Mondadori ha chiuso i primi nove mesi dell’esercizio riportando un utile netto di 23,1 milioni di euro che si confronta con una perdita di 181,5 milioni riportata nell’analogo periodo dello scorso anno. In quell’occasione, ricorda una nota dell’editrice di Segrate, l’ultima riga del conto economico includeva tuttavia l’impatto negativo per circa 200 milioni di euro legato all’adeguamento al fair value di Mondadori France.

I ricavi consolidati sono saliti a 658,9 milioni rispetto ai 658,5 mln precedenti – nonostante la variazione di perimetro dei Periodici Italia dovuta alla vendita di Inthera Spa e di Panorama (+1,5% a perimetro omogeneo) – , l’Ebitda – prima dell’applicazione dei nuovi principi contabili Ifrs 16 che pesano per circa 12 milioni – si è rafforzato del 25% a/a a 66,3 milioni, mentre a livello adjusted è salito del 13% a 71,3 milioni. L’Ebit è pari a 50,2 milioni.

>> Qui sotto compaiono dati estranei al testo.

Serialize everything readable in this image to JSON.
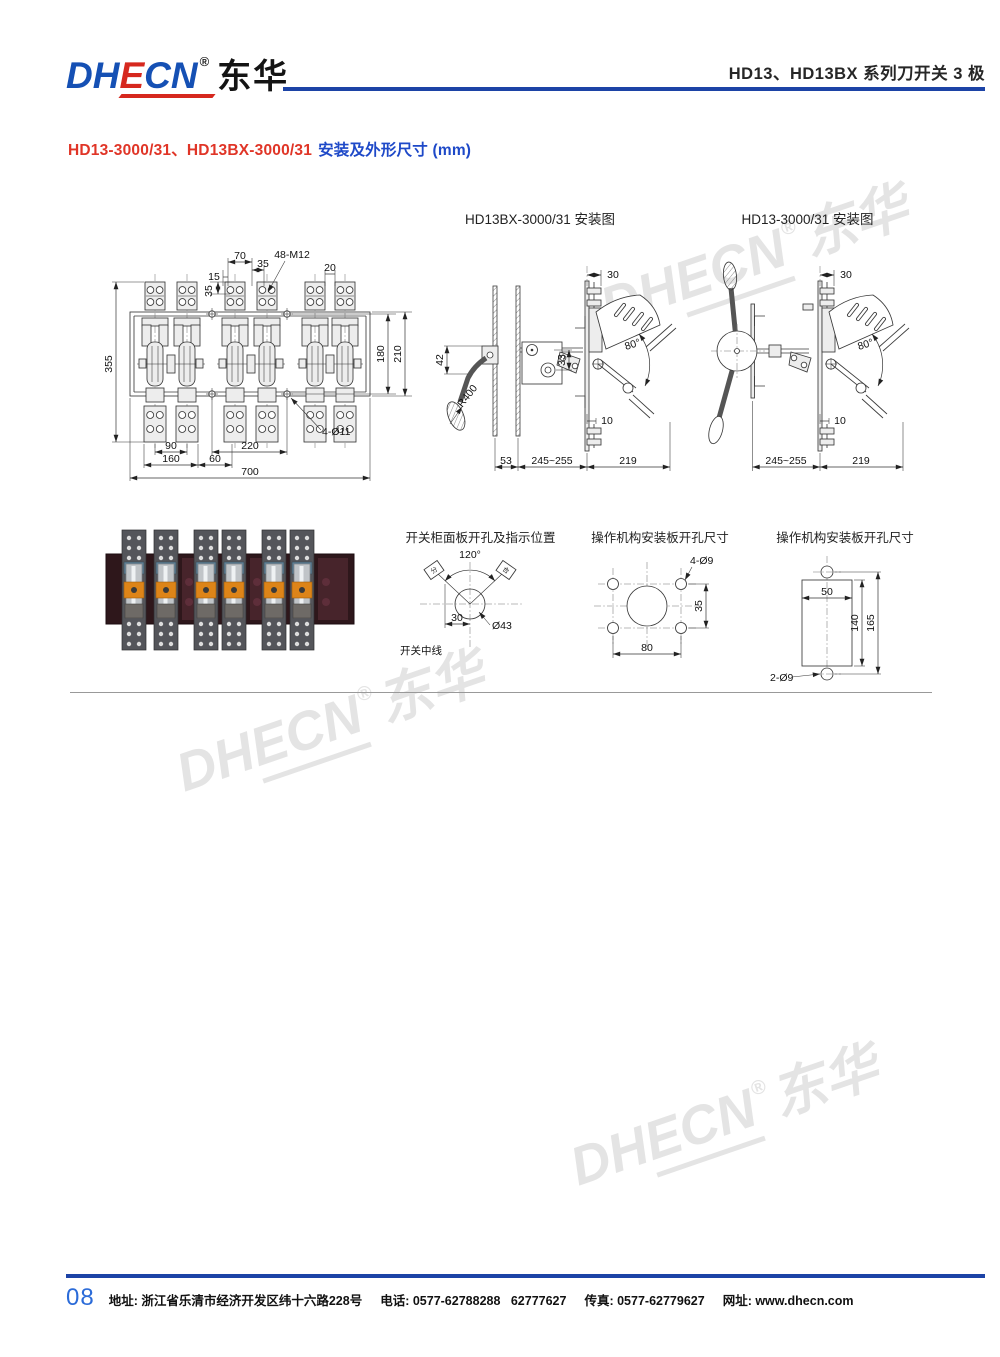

Ernesto Mauri e Marina Berlusconi

Il risultato netto delle attività in continuità rettificato è stato di 25,4 milioni, in miglioramento di oltre il 60% rispetto ai 15,8 milioni riportati nel settembre 2018.

La posizione finanziaria netta al 30 settembre, a debito e senza considerare l’impatto degli Ifrs 16, migliora infine a 110,4 milioni rispetto ai -209,5, trainata dalla continua generazione di cash flow ordinario.

Per quanto riguarda gli obiettivi, Mondadori ha di fatto confermato i target già comunicati in precedenza. In particolare, a perimetro attuale, a livello consolidato i ricavi sono attesi in leggera contrazione (stabili a livello omogeneo) e un Ebitda adjusted no Ifrs 16 in progresso tendenziale single digit.
Il risultato netto delle attività in continuità è visto in significativa anno su anno, nel range 30-35 milioni. Il cash flow ordinario dovrebbe infine attestarsi intorno a 45 milioni, creando le condizioni per distribuire un dividendo nel 2020.